For voters hoping the Supreme Court’s 2017 Term brings relief from partisan gerrymandering, the end of the 2016 Term was inauspicious. In Cooper v. Harris, the majority assumed the legitimacy of “partisan advantage” arguments while the dissent — including Justice Kennedy — warned about the “serious institutional and federalism implications” of judicial intervention in the redistricting process. If past is prologue, this concern for institutional and structural interests does not bode well.
This Essay challenges an assumption at the core of that concern: the alleged tension between strong intervention and strong institutions. The Constitution’s structural principles were designed not only to prevent arbitrary and tyrannical rule, but to protect individual liberties and provide institutional accountability as well. The Court pays these principles no respect by standing silent when politicians insulate themselves from popular dissent and consolidate their grip on power through the violation of individual constitutional rights. As Justice Kennedy once wrote, “Abdication of responsibility is not part of the constitutional design.” By mistaking inaction for neutrality and avoidance for deference, the Court fails to fulfill its own role in the constitutional scheme and destabilizes the institutions it seeks to protect.
To honor structural principles, respect state legislators, and maintain judicial integrity, this Essay proposes a return to the Court’s traditional tools of principled neutrality: clear rules and coherent doctrine. Clear rules would distinguish general partisan intent (which is the intent to win voters’ political preferences and is legitimate even to an extreme degree) from invidious partisan intent (which is the intent to suppress voters because of their political preferences and is illegitimate regardless of degree). Meanwhile, the effects question in dilution cases should not be “how much" suppression is too much suppression, but rather whether the opportunity of a targeted group to elect its preferred candidate was adversely impacted by the invidious state action or decision.
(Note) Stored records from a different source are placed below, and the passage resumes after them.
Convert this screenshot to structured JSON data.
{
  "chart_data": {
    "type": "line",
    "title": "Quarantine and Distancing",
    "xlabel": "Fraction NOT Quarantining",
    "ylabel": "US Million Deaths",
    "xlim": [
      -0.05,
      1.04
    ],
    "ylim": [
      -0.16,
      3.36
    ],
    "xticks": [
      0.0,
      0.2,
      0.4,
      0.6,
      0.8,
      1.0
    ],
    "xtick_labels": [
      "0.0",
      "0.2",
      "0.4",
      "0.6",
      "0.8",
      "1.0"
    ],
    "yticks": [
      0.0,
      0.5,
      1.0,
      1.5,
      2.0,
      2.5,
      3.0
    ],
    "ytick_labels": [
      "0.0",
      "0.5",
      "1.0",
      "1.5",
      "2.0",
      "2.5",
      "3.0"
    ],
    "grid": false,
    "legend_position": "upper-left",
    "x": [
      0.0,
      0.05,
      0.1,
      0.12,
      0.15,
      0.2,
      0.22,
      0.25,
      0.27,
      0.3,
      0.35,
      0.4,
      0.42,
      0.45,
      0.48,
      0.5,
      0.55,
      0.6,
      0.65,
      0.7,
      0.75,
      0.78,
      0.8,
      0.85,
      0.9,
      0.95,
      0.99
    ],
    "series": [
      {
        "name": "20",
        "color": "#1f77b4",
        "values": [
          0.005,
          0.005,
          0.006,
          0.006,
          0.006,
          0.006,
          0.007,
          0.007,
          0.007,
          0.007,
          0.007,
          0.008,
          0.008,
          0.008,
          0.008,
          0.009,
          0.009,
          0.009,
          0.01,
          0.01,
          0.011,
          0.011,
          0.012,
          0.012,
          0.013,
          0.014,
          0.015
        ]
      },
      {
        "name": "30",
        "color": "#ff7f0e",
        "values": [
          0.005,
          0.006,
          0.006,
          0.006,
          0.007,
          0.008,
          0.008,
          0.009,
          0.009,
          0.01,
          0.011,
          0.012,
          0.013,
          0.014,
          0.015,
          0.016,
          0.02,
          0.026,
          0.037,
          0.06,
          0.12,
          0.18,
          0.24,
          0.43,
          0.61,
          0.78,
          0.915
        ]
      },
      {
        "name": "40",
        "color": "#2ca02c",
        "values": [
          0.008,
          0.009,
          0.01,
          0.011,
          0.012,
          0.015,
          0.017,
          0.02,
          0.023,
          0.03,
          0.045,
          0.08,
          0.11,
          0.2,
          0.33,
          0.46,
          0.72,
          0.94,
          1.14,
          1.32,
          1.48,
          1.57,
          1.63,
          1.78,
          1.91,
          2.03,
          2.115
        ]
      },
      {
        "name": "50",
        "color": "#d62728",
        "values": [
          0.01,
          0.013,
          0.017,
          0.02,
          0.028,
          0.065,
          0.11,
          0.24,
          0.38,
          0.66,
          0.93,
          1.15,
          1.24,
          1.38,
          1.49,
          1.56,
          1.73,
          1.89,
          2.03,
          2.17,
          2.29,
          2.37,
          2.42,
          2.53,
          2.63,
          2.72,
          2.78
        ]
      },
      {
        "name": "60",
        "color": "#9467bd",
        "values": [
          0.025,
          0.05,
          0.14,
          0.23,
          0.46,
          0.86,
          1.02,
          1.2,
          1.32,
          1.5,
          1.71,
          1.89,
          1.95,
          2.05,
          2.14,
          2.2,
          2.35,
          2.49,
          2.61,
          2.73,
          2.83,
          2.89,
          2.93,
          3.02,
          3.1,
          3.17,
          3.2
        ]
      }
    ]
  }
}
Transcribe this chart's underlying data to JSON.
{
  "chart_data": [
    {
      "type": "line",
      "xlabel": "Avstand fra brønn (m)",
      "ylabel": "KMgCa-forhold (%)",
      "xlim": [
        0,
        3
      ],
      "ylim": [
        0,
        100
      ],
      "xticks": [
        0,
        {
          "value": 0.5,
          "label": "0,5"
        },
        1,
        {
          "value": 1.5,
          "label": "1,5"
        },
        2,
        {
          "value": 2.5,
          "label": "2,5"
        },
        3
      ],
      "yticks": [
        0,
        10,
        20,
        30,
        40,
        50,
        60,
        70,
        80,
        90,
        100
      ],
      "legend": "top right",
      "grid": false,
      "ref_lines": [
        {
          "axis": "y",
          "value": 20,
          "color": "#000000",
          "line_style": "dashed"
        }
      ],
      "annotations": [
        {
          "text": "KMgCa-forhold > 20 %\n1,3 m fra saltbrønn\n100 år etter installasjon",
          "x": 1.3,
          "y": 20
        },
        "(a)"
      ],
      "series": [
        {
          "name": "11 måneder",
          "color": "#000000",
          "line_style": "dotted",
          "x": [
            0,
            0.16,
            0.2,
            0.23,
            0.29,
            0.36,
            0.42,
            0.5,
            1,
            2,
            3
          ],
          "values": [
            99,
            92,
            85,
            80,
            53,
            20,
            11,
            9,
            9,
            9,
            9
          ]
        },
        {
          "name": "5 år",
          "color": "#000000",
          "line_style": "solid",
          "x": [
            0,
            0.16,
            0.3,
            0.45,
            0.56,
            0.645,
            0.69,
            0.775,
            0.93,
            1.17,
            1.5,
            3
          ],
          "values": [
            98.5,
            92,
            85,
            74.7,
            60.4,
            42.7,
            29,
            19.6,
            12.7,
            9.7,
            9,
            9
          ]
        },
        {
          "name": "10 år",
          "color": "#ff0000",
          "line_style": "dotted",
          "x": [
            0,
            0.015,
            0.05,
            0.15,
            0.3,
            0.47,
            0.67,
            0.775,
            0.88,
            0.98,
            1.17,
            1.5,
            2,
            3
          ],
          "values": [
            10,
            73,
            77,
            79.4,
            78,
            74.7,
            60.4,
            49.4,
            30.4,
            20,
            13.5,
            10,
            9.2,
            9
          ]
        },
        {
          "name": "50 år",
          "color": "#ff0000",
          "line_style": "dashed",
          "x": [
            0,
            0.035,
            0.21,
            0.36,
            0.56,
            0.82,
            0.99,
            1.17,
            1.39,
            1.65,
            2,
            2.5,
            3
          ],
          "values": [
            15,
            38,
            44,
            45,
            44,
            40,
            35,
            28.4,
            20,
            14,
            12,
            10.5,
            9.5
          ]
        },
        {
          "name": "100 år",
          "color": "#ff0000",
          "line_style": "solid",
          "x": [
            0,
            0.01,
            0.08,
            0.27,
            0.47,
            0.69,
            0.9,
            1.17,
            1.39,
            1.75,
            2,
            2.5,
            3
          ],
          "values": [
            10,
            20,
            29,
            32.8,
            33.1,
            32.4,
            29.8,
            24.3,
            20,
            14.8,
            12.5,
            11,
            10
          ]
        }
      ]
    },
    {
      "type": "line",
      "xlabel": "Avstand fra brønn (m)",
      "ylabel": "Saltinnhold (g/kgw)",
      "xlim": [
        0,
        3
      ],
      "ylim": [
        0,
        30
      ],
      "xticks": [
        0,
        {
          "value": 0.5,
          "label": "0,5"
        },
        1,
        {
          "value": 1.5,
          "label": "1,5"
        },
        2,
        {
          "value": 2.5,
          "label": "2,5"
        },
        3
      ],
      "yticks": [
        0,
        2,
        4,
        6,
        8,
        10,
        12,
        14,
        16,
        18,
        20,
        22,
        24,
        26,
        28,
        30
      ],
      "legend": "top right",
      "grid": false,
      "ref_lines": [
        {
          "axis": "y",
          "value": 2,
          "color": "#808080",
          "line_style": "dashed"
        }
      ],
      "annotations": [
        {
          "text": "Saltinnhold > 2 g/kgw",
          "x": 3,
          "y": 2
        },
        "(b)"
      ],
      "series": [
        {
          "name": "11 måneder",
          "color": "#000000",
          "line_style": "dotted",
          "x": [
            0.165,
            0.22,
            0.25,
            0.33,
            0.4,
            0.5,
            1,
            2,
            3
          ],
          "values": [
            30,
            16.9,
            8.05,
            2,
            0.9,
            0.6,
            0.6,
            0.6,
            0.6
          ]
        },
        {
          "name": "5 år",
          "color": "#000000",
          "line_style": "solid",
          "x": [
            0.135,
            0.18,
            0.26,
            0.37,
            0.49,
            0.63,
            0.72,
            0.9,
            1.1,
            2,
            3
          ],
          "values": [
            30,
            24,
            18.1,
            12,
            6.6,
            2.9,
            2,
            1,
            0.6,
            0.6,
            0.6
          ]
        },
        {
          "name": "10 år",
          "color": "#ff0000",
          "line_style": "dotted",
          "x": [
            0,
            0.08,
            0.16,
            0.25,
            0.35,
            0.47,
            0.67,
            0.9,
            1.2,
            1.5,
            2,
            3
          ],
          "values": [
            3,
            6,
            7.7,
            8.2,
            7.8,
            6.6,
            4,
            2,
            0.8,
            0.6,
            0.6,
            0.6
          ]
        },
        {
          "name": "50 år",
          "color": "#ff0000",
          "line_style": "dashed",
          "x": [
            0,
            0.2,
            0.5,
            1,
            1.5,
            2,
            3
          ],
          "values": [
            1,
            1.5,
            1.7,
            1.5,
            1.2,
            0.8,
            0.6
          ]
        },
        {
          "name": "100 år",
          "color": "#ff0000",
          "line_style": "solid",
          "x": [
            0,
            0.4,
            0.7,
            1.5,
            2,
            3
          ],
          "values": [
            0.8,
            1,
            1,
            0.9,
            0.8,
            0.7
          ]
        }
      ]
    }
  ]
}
Coherent doctrine could also be established in the coming term if the Court affirms in Gill v. Whitford and reverses in Harris v. Cooper. Doing so would end the “legal arbitrage” between racial and political redistricting law; harmonize the treatment of racial and political “advantage” arguments across equal-population, dilution, and sorting case law; and bring redistricting law into closer alignment with the Court’s broader equal-protection and First Amendment jurisprudence.
The Court may fear that judicial intervention will be too disruptive or that legislative compliance will be too difficult. These concerns are misplaced, overstated, and underestimate the institutional and structural consequences of the Court’s inaction or exit from the field. Instead, a precise and predictable jurisprudence provides what the Court, the Constitution, and the country all require: strong, accountable institutions, and a forceful defense of individual rights.